Spanish Spaces: Landscape, Space and Place in Contemporary Spanish Culture

Front Cover
Liverpool University Press, Apr 13, 2012 - Performing Arts - 200 pages
Spanish Spaces is a pioneering study that marries contemporary cultural geography with contemporary Spanish culture. The field of cultural geography has grown both extensively and rapidly, as has the field of cultural analysis and debate on Spanish cultural texts; yet despite a convergence in study between cultural geography (and cultural studies more widely) and cultural texts themselves, this has made little impact to date within the area of contemporary Spanish cultural studies.

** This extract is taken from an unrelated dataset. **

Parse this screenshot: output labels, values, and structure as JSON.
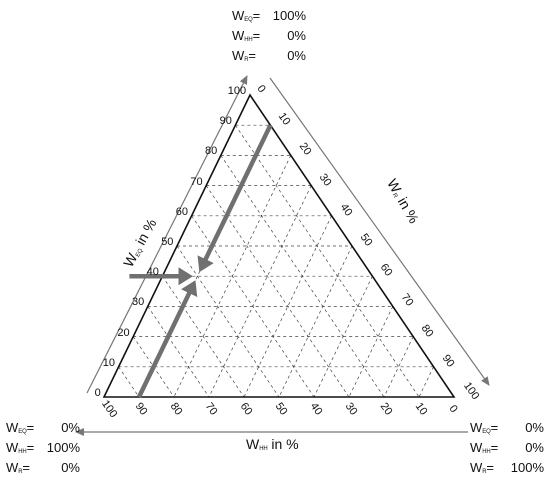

Yet Spain's varied terrain, with complex negotiations between rural, urban and coastal (negotiations that have on occasion spilled over into political and violent conflict), and perhaps its very lack of a contemporary landscape tradition familiar to British and German cultural studies, offer the opportunity for fresh insights into questions of landscape, space and place. Drawing on case studies from contemporary Spanish film and literature, Davies explores the themes of memory and forgetting, nationalism and terrorism, crime and detection, gender, tourism and immigration, investigating what it means to think of space and places in specifically Spanish terms.

About the author (2012)

Ann Davies is Senior Lecturer in Spanish at Newcastle University. She is author of 'Daniel Calparsoro' (Manchester University Press, 2009) and 'Pedro Almodóvar' (Grant and Cutler, 2007).